Para chegar ao seu aspecto contemporâneo, a igreja passou por vários acréscimos e alterações. Em 1758 deliberou a Irmandade do Santíssimo para que fosse assentado o assoalho da capela-mor e, em 1761, foi construído o retábulo do altar-mor, dedicado a Irmandade e consagrado a padroeira Nossa Senhora do Rosário, além de locar as quatro janelas da capela-mor, portas de acesso à sacristia e ao consistório. A “camarinha”, espaço localizado atrás da capela-mor, foi acrescentada em 1763, ano em que foi deliberado pela Irmandade do Santíssimo Sacramento a construção da segunda torre, provavelmente a torre esquerda (lado do nascente).

As pinturas do frontispício do altar-mor foram executadas em 1766, por Reginaldo Fragoso de Albuquerque. Para aumentar espaço da capela-mor, em 1769 o altar principal foi recuado. As duas estátuas de anjos com trombetas e o cortinado que compõem o arco do cruzeiro foram feitos em 1770, em entalhe de madeira. Em 1771 foi feita a refundição do sino original, pelo mestre Manuel José Pereira. Em 1803 foi instalado o sino, que foi refundido em 1939 (o mesmo que permaneceu até o momento do incêndio de 2002). O botânico inglês William John Burchel (1823) passou pela região e fez registros da igreja com as torres mais altas do que a configuração atual.

Em 1832 foram deliberados grandes reparos na Matriz, que na verdade só aconteceram em 1838, com o desabamento do telhado sobre a arcada do altar-mor, dando início assim à reforma conduzida pelo Comendador Joaquim Alves de Oliveira, quando a igreja passou a adquirir sua feição contemporânea.

Entre os anos de 1863 e 1864 foram executadas a ornamentação da igreja, a pintura do forro da capela-mor e da abóbada do trono, pelos artistas meiapontenses Inácio Pereira Leal e Antônio da Costa Nascimento, auxiliados pelo jovem Francisco Herculano de Pina.

O relógio de Matriz foi instalado na torre sineira em 1866 e foi substituído por outro de pêndulo, de fabricação alemã, em 1885. Em 1936 foi demolido o púlpito bicentenário.

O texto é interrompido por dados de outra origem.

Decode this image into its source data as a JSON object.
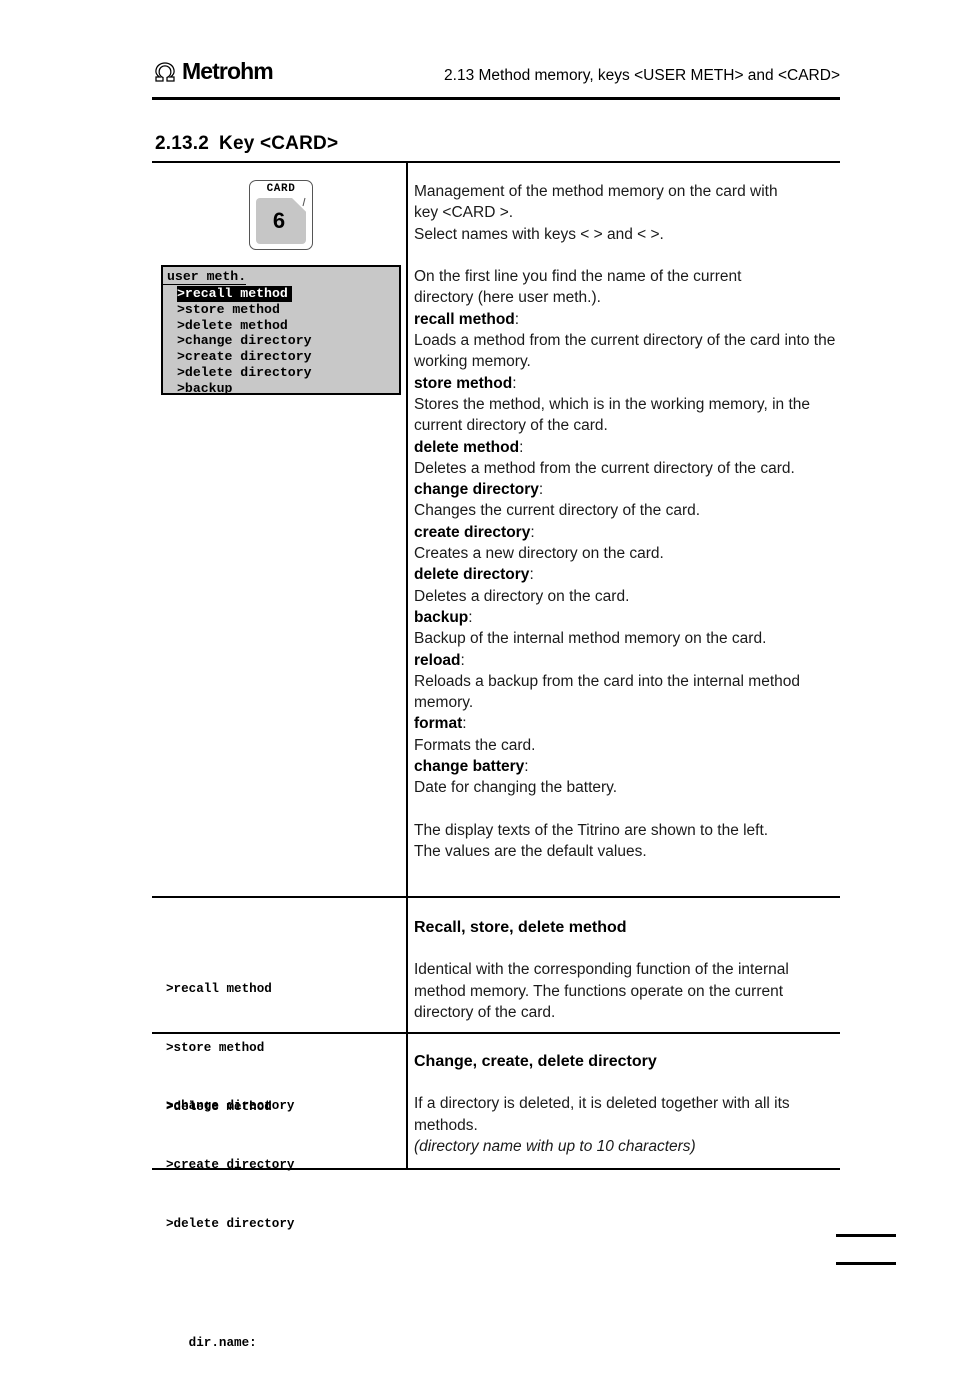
{
  "header": {
    "logo_text": "Metrohm",
    "logo_icon": "metrohm-omega-logo",
    "title": "2.13 Method memory, keys <USER METH> and <CARD>"
  },
  "section": {
    "number": "2.13.2",
    "title": "Key <CARD>"
  },
  "card_key": {
    "label": "CARD",
    "number": "6"
  },
  "display": {
    "title": "user meth.",
    "items": [
      ">recall method",
      ">store method",
      ">delete method",
      ">change directory",
      ">create directory",
      ">delete directory",
      ">backup"
    ],
    "selected_index": 0
  },
  "main_text": {
    "p1_line1": "Management of the method memory on the card with",
    "p1_line2": "key <CARD >.",
    "p1_line3": "Select names with keys <   > and <   >.",
    "p2_line1": "On the first line you find the name of the current",
    "p2_line2": "directory (here user meth.).",
    "entries": [
      {
        "term": "recall method",
        "colon": ":",
        "desc": "Loads a method from the current directory of the card into the working memory."
      },
      {
        "term": "store method",
        "colon": ":",
        "desc": "Stores the method, which is in the working memory, in the current directory of the card."
      },
      {
        "term": "delete method",
        "colon": ":",
        "desc": "Deletes a method from the current directory of the card."
      },
      {
        "term": "change directory",
        "colon": ":",
        "desc": "Changes the current directory of the card."
      },
      {
        "term": "create directory",
        "colon": ":",
        "desc": "Creates a new directory on the card."
      },
      {
        "term": "delete directory",
        "colon": ":",
        "desc": "Deletes a directory on the card."
      },
      {
        "term": "backup",
        "colon": ":",
        "desc": "Backup of the internal method memory on the card."
      },
      {
        "term": "reload",
        "colon": ":",
        "desc": "Reloads a backup from the card into the internal method memory."
      },
      {
        "term": "format",
        "colon": ":",
        "desc": "Formats the card."
      },
      {
        "term": "change battery",
        "colon": ":",
        "desc": "Date for changing the battery."
      }
    ],
    "closing_line1": "The display texts of the Titrino are shown to the left.",
    "closing_line2": "The values are the default values."
  },
  "row_recall": {
    "mono_lines": [
      ">recall method",
      ">store method",
      ">delete method"
    ],
    "heading": "Recall, store, delete method",
    "body": "Identical with the corresponding function of the internal method memory. The functions operate on the current directory of the card."
  },
  "row_directory": {
    "mono_lines": [
      ">change directory",
      ">create directory",
      ">delete directory"
    ],
    "mono_field": "   dir.name:",
    "heading": "Change, create, delete directory",
    "body": "If a directory is deleted, it is deleted together with all its methods.",
    "note": "(directory name with up to 10 characters)"
  }
}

A Igreja Matriz de Pirenópolis foi tombada como Patrimônio Histórico e Artístico Nacional no ano de 1941. No período entre os anos de 1973 e 1986 o SPHAN (atual IPHAN) realizou vários reparos no edifício.

Aos doze de Dezembro de mil sette centos e quarenta e seis, nesta Matriz de Nossa Senhora do Rozario da Meiaponte Comarca de Goyaz, baptizou epoz os Santos Oleos o Reverendo Coadjutor Manoel Pereyra de Souza a Joachim, innocente tendo nascido aos dous do mesmo mez, filho legitimo de José Gomes Curado e de sua mulher Dona Maria Pinheiro de Serqueira da Assumpção moradores nesta Freguesia, nepto pella parte paterna do Tenente Coronel Clemente da Costa e Abreu e Dona Maria Pinheiro de Serqueira, e pella parte materna, Digo, nepto pella parterna de Manoel Martins e de sua mulher Maria Gomes, moradores que forão, e naturaes do lugar Quintan termo da Villa de Certan, Priorado do Crato, e pella materna do Tenente Coronel Clemente da Costa e Abreu natural da cidade de Lisboa, e baptizado na Freguezia de Nossa Senhora do Socorro e de Dona Maria Pinheiro natural da Villa de Outu do Bispado de San Paulo e na mesma Freguezia baptizada e forão padrinhos os mesmos avos maternos e para constar fiz este assento, dia, era ut supra.

O Vigario Manoel Nunes Colares da Motta (Do livro de Batistério de 1732 a 1747, fls. 25 ?)[1]

Características[editar | editar código-fonte]

Em estilo colonial, a matriz tem os alicerces de cantaria (pedra) e as paredes feitas de taipa de pilão (barro socado). Apenas as paredes mais altas das torres são feitas de adobe (tijolo cozido ao sol). Na parte frontal, a taipa é reforçada por uma gaiola de madeira (aroeira), externa e internamente.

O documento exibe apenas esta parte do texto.